Steele City is a village in Jefferson County, Nebraska, United States. The population was 47 at the 2020 census.

==History==
Steele City was founded in 1873 when the St. Joseph and Western Railroad was extended to that point. It is named for Dudley M. Steele, a railroad official.

==Geography==
According to the United States Census Bureau, the village has a total area of 0.23 sqmi, all land.

==Demographics==

Historical population
| Census | Pop. | Note | %± |
| 1880 | 375 |  | — |
| 1890 | 380 |  | 1.3% |
| 1900 | 313 |  | −17.6% |
| 1910 | 300 |  | −4.2% |
| 1920 | 300 |  | 0.0% |
| 1930 | 295 |  | −1.7% |
| 1940 | 291 |  | −1.4% |
| 1950 | 214 |  | −26.5% |
| 1960 | 173 |  | −19.2% |
| 1970 | 176 |  | 1.7% |
| 1980 | 137 |  | −22.2% |
| 1990 | 101 |  | −26.3% |
| 2000 | 84 |  | −16.8% |
| 2010 | 61 |  | −27.4% |
| 2020 | 44 |  | −27.9% |
| 2021 (est.) | 47 | Increase | 6.8% |
U.S. Decennial Census

===2010 census===
As of the census of 2010, there were 61 people, 34 households, and 16 families residing in the village. The population density was 265.2 PD/sqmi. There were 55 housing units at an average density of 239.1 /sqmi. The racial makeup of the village was 100.0% White.
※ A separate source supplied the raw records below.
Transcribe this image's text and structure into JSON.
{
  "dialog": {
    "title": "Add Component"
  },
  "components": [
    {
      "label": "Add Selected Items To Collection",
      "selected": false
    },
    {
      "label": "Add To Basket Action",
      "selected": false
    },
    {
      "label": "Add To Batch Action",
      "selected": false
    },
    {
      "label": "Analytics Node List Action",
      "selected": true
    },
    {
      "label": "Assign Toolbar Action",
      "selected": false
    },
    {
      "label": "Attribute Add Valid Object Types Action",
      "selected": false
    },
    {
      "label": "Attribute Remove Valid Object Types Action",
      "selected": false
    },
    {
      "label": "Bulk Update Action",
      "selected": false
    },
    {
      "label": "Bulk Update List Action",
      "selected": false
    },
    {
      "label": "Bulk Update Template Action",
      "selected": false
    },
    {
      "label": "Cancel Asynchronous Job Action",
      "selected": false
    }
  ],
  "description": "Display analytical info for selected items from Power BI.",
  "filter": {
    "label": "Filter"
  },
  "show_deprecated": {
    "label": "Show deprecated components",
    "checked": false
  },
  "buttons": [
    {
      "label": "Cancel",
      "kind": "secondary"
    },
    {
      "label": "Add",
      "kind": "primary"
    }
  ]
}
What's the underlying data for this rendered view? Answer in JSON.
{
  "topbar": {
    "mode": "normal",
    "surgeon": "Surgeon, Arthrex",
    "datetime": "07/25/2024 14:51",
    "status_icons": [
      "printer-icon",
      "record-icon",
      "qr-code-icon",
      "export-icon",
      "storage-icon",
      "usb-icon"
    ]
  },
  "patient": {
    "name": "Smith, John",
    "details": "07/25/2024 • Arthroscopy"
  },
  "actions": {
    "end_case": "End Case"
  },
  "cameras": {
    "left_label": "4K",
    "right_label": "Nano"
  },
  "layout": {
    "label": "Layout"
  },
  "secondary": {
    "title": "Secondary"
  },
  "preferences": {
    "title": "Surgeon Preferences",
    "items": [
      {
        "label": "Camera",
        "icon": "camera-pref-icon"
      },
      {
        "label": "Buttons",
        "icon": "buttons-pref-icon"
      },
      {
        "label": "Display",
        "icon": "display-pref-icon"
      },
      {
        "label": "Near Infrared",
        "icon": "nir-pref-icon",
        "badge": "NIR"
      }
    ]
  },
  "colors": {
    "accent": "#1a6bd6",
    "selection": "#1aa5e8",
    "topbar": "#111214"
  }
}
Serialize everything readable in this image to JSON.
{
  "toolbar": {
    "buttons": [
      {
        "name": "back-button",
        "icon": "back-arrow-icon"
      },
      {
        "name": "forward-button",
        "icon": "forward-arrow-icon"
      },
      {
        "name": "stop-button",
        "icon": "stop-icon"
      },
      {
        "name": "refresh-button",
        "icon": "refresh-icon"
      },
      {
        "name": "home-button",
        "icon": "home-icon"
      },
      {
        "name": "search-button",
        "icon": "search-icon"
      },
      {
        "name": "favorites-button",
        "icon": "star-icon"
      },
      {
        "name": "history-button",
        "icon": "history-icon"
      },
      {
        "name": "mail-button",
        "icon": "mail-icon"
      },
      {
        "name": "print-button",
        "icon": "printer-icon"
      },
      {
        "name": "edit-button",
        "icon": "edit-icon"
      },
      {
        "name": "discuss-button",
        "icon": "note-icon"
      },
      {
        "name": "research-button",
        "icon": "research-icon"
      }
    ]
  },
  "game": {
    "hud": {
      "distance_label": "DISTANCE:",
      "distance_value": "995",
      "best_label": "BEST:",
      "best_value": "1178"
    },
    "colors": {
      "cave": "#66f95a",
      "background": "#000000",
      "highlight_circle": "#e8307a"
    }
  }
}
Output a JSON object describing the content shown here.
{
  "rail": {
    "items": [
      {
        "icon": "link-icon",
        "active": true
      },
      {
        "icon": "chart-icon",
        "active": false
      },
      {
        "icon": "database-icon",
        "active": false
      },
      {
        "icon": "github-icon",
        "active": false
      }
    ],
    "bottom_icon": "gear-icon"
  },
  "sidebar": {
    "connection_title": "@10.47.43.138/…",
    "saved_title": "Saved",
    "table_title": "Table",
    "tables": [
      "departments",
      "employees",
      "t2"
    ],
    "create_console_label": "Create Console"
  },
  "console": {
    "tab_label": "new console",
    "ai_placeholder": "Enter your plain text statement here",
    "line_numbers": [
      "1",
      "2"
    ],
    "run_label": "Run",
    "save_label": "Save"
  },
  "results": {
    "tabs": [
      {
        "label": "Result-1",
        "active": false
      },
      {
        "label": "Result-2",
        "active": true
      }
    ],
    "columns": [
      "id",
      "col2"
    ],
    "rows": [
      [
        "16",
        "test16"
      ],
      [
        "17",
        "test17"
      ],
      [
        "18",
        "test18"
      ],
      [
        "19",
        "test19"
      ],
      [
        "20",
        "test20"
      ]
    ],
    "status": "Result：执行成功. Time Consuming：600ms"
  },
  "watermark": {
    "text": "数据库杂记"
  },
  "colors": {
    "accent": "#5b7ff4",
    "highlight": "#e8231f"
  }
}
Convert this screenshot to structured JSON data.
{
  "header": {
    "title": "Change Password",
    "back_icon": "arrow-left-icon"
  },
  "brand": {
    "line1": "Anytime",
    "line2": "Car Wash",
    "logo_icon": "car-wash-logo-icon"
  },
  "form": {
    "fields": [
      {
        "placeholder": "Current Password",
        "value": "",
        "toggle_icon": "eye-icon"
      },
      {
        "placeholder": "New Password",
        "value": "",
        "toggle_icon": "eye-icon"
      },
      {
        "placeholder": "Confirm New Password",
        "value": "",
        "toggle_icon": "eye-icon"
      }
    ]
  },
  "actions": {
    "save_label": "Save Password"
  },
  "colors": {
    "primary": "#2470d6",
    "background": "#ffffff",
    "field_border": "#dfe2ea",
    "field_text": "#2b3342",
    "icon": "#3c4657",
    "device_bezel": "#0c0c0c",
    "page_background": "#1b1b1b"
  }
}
There were 34 households, of which 11.8% had children under the age of 18 living with them, 29.4% were married couples living together, 14.7% had a female householder with no husband present, 2.9% had a male householder with no wife present, and 52.9% were non-families. 47.1% of all households were made up of individuals, and 26.4% had someone living alone who was 65 years of age or older. The average household size was 1.79 and the average family size was 2.38.

The median age in the village was 54.8 years. 9.8% of residents were under the age of 18; 5% were between the ages of 18 and 24; 16.4% were from 25 to 44; 37.6% were from 45 to 64; and 31.1% were 65 years of age or older. The gender makeup of the village was 47.5% male and 52.5% female.

===2000 census===
As of the census of 2000, there were 84 people, 45 households, and 25 families residing in the village. The population density was 364.0 PD/sqmi. There were 57 housing units at an average density of 247.0 /sqmi. The racial makeup of the village was 100.00% White.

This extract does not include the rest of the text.